Supreme Court weighs foreign account fines


The Supreme Court on Wednesday heard arguments in a Romania-born U.S. citizen’s challenge of a more than $2 million IRS fine for not reporting his foreign accounts in a timely manner — a case that could impact individuals’ tax burden if the Biden administration fulfills its plan to beef up the agency.

“This should be an eye-opening case for a lot of people because it is a relatively in-the-weeds reporting requirement and yet we are seeing an untold amount of money that could end up coming out of this for what is largely a filing mistake,” said Nicholas Anthony, a policy analyst at the libertarian Cato Institute. “If we have the IRS personnel increased at the scale we are looking at … the IRS is going to look at this as a new renewed opportunity to find more funds.”

Wednesday’s case was brought by Alexandru Bittner, who immigrated to the United States in 1982 and eventually became a dual citizen.
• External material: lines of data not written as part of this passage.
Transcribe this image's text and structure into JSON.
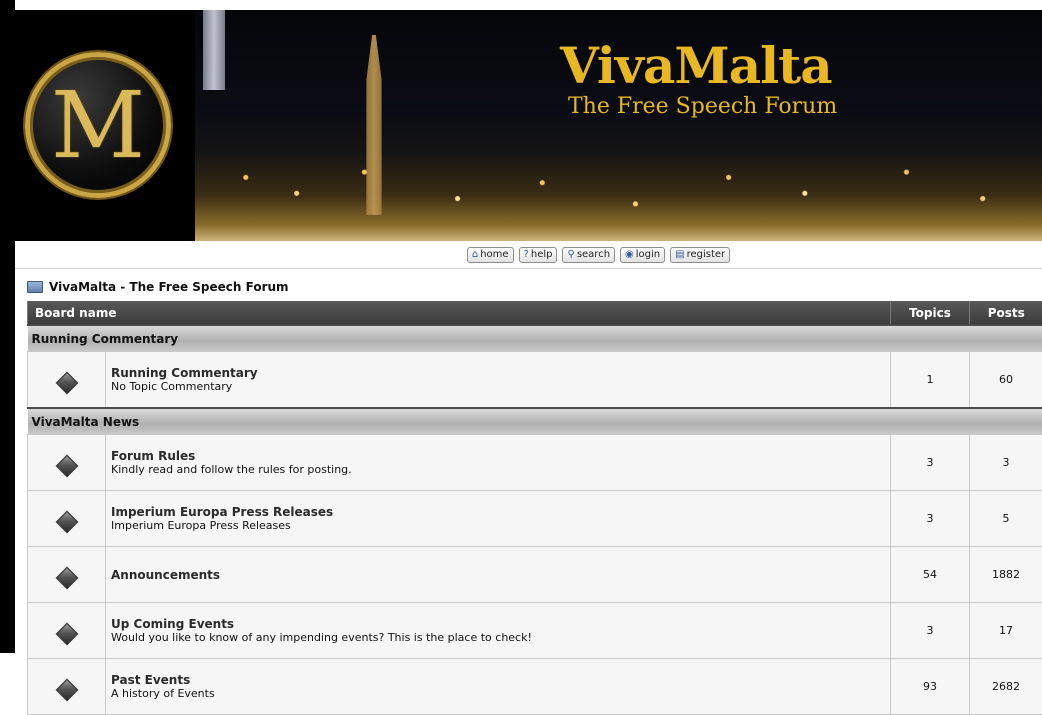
{
  "banner": {
    "title": "VivaMalta",
    "subtitle": "The Free Speech Forum",
    "logo_letters": "M"
  },
  "nav": [
    {
      "label": "home",
      "icon": "home-icon"
    },
    {
      "label": "help",
      "icon": "help-icon"
    },
    {
      "label": "search",
      "icon": "search-icon"
    },
    {
      "label": "login",
      "icon": "login-icon"
    },
    {
      "label": "register",
      "icon": "register-icon"
    }
  ],
  "breadcrumb": "VivaMalta - The Free Speech Forum",
  "table": {
    "headers": {
      "board": "Board name",
      "topics": "Topics",
      "posts": "Posts"
    },
    "categories": [
      {
        "name": "Running Commentary",
        "forums": [
          {
            "title": "Running Commentary",
            "desc": "No Topic Commentary",
            "topics": "1",
            "posts": "60"
          }
        ]
      },
      {
        "name": "VivaMalta News",
        "forums": [
          {
            "title": "Forum Rules",
            "desc": "Kindly read and follow the rules for posting.",
            "topics": "3",
            "posts": "3"
          },
          {
            "title": "Imperium Europa Press Releases",
            "desc": "Imperium Europa Press Releases",
            "topics": "3",
            "posts": "5"
          },
          {
            "title": "Announcements",
            "desc": "",
            "topics": "54",
            "posts": "1882"
          },
          {
            "title": "Up Coming Events",
            "desc": "Would you like to know of any impending events? This is the place to check!",
            "topics": "3",
            "posts": "17"
          },
          {
            "title": "Past Events",
            "desc": "A history of Events",
            "topics": "93",
            "posts": "2682"
          }
        ]
      }
    ]
  }
}
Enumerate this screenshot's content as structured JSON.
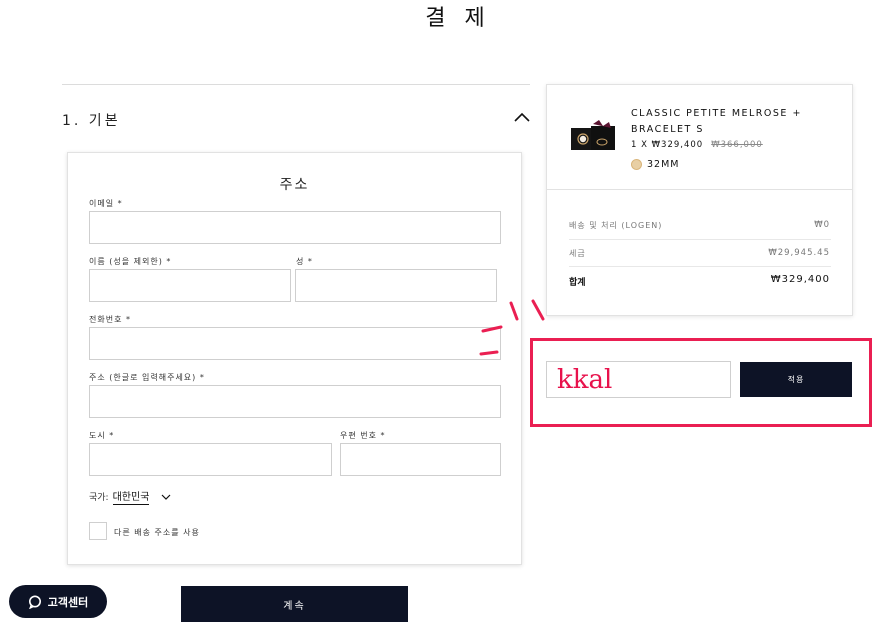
{
  "page": {
    "title": "결 제"
  },
  "step": {
    "heading": "1. 기본"
  },
  "address_form": {
    "title": "주소",
    "email_label": "이메일 *",
    "first_name_label": "이름 (성을 제외한) *",
    "last_name_label": "성 *",
    "phone_label": "전화번호 *",
    "address_label": "주소 (한글로 입력해주세요) *",
    "city_label": "도시 *",
    "postal_label": "우편 번호 *",
    "country_label": "국가:",
    "country_value": "대한민국",
    "alt_shipping_label": "다른 배송 주소를 사용"
  },
  "actions": {
    "continue_label": "계속"
  },
  "support": {
    "label": "고객센터"
  },
  "order_summary": {
    "product_name": "CLASSIC PETITE MELROSE + BRACELET S",
    "quantity_price": "1 X ₩329,400",
    "original_price": "₩366,000",
    "size": "32MM",
    "shipping_label": "배송 및 처리 (LOGEN)",
    "shipping_value": "₩0",
    "tax_label": "세금",
    "tax_value": "₩29,945.45",
    "total_label": "합계",
    "total_value": "₩329,400"
  },
  "promo": {
    "code_value": "kkal",
    "apply_label": "적용"
  },
  "colors": {
    "dark_navy": "#0d1326",
    "highlight_red": "#ea1f52",
    "swatch_gold": "#e8cfa4"
  }
}
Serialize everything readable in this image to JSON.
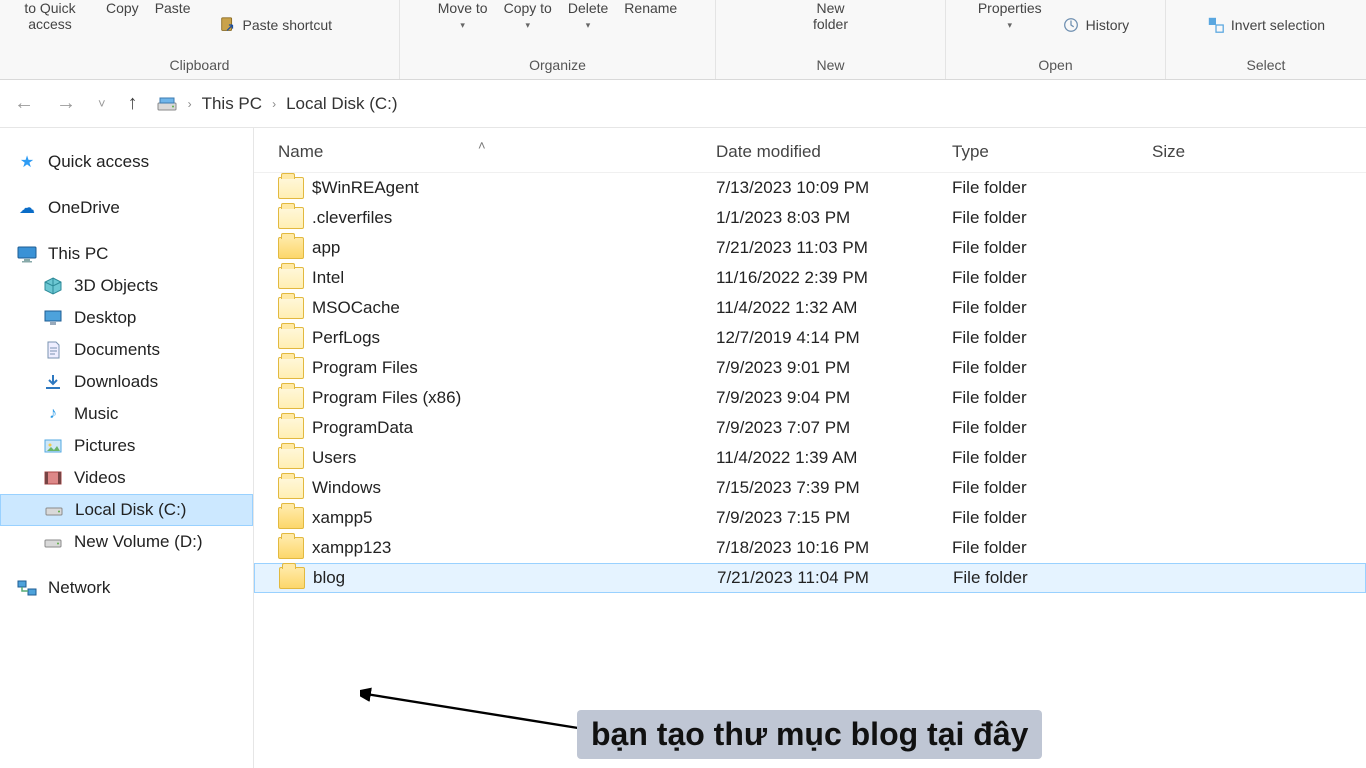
{
  "ribbon": {
    "pin": "to Quick access",
    "copy": "Copy",
    "paste": "Paste",
    "paste_shortcut": "Paste shortcut",
    "moveto": "Move to",
    "copyto": "Copy to",
    "delete": "Delete",
    "rename": "Rename",
    "newfolder": "New folder",
    "properties": "Properties",
    "history": "History",
    "invert": "Invert selection",
    "group_clipboard": "Clipboard",
    "group_organize": "Organize",
    "group_new": "New",
    "group_open": "Open",
    "group_select": "Select"
  },
  "breadcrumb": {
    "pc": "This PC",
    "disk": "Local Disk (C:)"
  },
  "tree": {
    "quick": "Quick access",
    "onedrive": "OneDrive",
    "thispc": "This PC",
    "objects3d": "3D Objects",
    "desktop": "Desktop",
    "documents": "Documents",
    "downloads": "Downloads",
    "music": "Music",
    "pictures": "Pictures",
    "videos": "Videos",
    "localdisk": "Local Disk (C:)",
    "newvol": "New Volume (D:)",
    "network": "Network"
  },
  "columns": {
    "name": "Name",
    "date": "Date modified",
    "type": "Type",
    "size": "Size"
  },
  "rows": [
    {
      "name": "$WinREAgent",
      "date": "7/13/2023 10:09 PM",
      "type": "File folder",
      "light": true
    },
    {
      "name": ".cleverfiles",
      "date": "1/1/2023 8:03 PM",
      "type": "File folder",
      "light": true
    },
    {
      "name": "app",
      "date": "7/21/2023 11:03 PM",
      "type": "File folder"
    },
    {
      "name": "Intel",
      "date": "11/16/2022 2:39 PM",
      "type": "File folder",
      "light": true
    },
    {
      "name": "MSOCache",
      "date": "11/4/2022 1:32 AM",
      "type": "File folder",
      "light": true
    },
    {
      "name": "PerfLogs",
      "date": "12/7/2019 4:14 PM",
      "type": "File folder",
      "light": true
    },
    {
      "name": "Program Files",
      "date": "7/9/2023 9:01 PM",
      "type": "File folder",
      "light": true
    },
    {
      "name": "Program Files (x86)",
      "date": "7/9/2023 9:04 PM",
      "type": "File folder",
      "light": true
    },
    {
      "name": "ProgramData",
      "date": "7/9/2023 7:07 PM",
      "type": "File folder",
      "light": true
    },
    {
      "name": "Users",
      "date": "11/4/2022 1:39 AM",
      "type": "File folder",
      "light": true
    },
    {
      "name": "Windows",
      "date": "7/15/2023 7:39 PM",
      "type": "File folder",
      "light": true
    },
    {
      "name": "xampp5",
      "date": "7/9/2023 7:15 PM",
      "type": "File folder"
    },
    {
      "name": "xampp123",
      "date": "7/18/2023 10:16 PM",
      "type": "File folder"
    },
    {
      "name": "blog",
      "date": "7/21/2023 11:04 PM",
      "type": "File folder",
      "selected": true
    }
  ],
  "annotation": "bạn tạo thư mục blog tại đây"
}
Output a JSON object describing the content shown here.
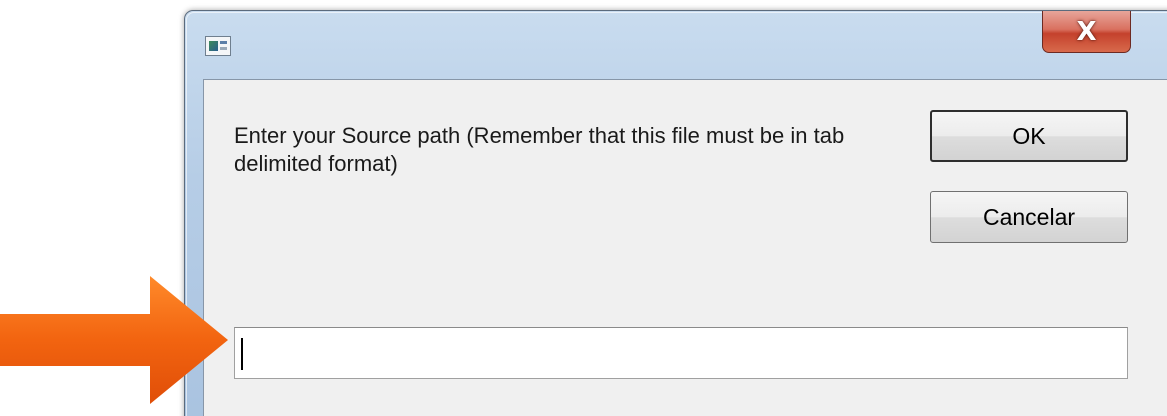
{
  "window": {
    "title": "",
    "close_glyph": "X",
    "icon": "app-window-icon"
  },
  "dialog": {
    "prompt": "Enter your Source path (Remember that this file must be in tab delimited format)",
    "ok_label": "OK",
    "cancel_label": "Cancelar",
    "input_value": "",
    "input_placeholder": ""
  },
  "annotation": {
    "icon": "arrow-right-icon",
    "color": "#f26410"
  },
  "colors": {
    "close_button": "#c4412c",
    "client_background": "#f0f0f0",
    "frame": "#b6cde6"
  }
}
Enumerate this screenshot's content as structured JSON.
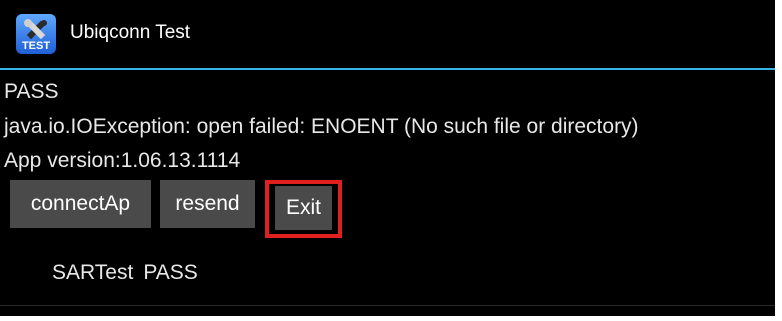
{
  "app": {
    "title": "Ubiqconn Test",
    "icon": "tools-test-icon",
    "icon_label": "TEST",
    "accent_color": "#33b5e5"
  },
  "content": {
    "status": "PASS",
    "error_message": "java.io.IOException: open failed: ENOENT (No such file or directory)",
    "app_version": "App version:1.06.13.1114"
  },
  "buttons": {
    "connect": "connectAp",
    "resend": "resend",
    "exit": "Exit"
  },
  "highlight_color": "#e0201f",
  "result": {
    "test_name": "SARTest",
    "test_status": "PASS"
  }
}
He returned to Romania from 1990 to 2011.

Mr. Bittner earned millions of dollars while overseas from real estate, restaurants, manufacturing, hotels, construction and aquaculture, according to court documents. While he was out of the U.S., he filed his taxes for some of the years he was abroad but did not include information about his “dozens” of foreign accounts.

Upon returning to the U.S., Mr. Bittner hired an accountant to correct his tax filings once he learned of the foreign account disclosure requirements, stressing that his failure to disclose for prior years was not willful.

However, the IRS determined his updated filings were inaccurate, and in 2017 the federal government fined him $10,000 for each violation of failing to report a foreign account under the Bank Secrecy Act.

He was on the hook for a total of $2.72 million, and the feds took him to court.

Mr. Bittner’s lawyers argue that he should only be fined $50,000, reasoning that the federal law requires a fine of $10,000 per failure to file an annual report — not a fine of $10,000 per foreign account that was failed to be disclosed.

Daniel L. Geyser, who is representing Mr. Bittner, said a $10,000 fine for an average person who did not intend to violate the law “is a pretty substantial hit.”

“These are truly draconian punishments,” Mr. Geyser told the justices.

Matthew Guarnieri, who argued on behalf of the U.S. government, said suggesting the law requires only one fine would defeat Congress’ intent for the legislation, which was enacted to address the federal government’s concerns about individuals’ relationships with foreign banks.

“One account. One violation. One potential civil penalty,” Mr. Guarnieri said.

The Biden administration has allocated to the IRS $80 billion from the $740 billion Inflation Reduction Act. The agency plans to add personnel and resources to close the $600 billion annual deficit between the taxes it collects and the levies that are owed.

Dan Greenberg, general counsel at Competitive Enterprise Institute, suggested that employing significantly more IRS agents leads one to believe that other Americans could find themselves in Mr. Bittner’s shoes.

“Clearly, if you employ tens of thousands more IRS agents, you have to give them something to do, and it strikes me that enforcing regulations — even if they appear unclear to some people — is something they might do,” Mr. Greenberg said.

Lower courts have issued divergent rulings involving the law, with the U.S. Court of Appeals for the 5th Circuit siding with the federal government’s interpretation and the U.S. Court of Appeals for the 9th Circuit siding with the tax challenger.

The case is Bittner v. United States. A ruling from the high court is expected by the end of June.

The ruling likely won’t affect cryptocurrency accounts, according to Zack Smith, legal fellow with the Heritage Foundation, though he said there could be some wiggle room in which crypto traders would need to file certain disclosures.

“There may be some gray areas where they may have to,” Mr. Smith told The Washington Times.

The Cato Institute’s Mr. Anthony noted that the Treasury Department’s Financial Crimes Enforcement Network has said cryptocurrency accounts generally don’t fall under Foreign Bank and Financial Accounts jurisdiction — but the feds would like it too in the future.

Mr. Greenberg said there is a pending rule about virtual currency and disclosures that could become final in late 2023.

The topic of virtual currency did not come up during Wednesday’s hearing.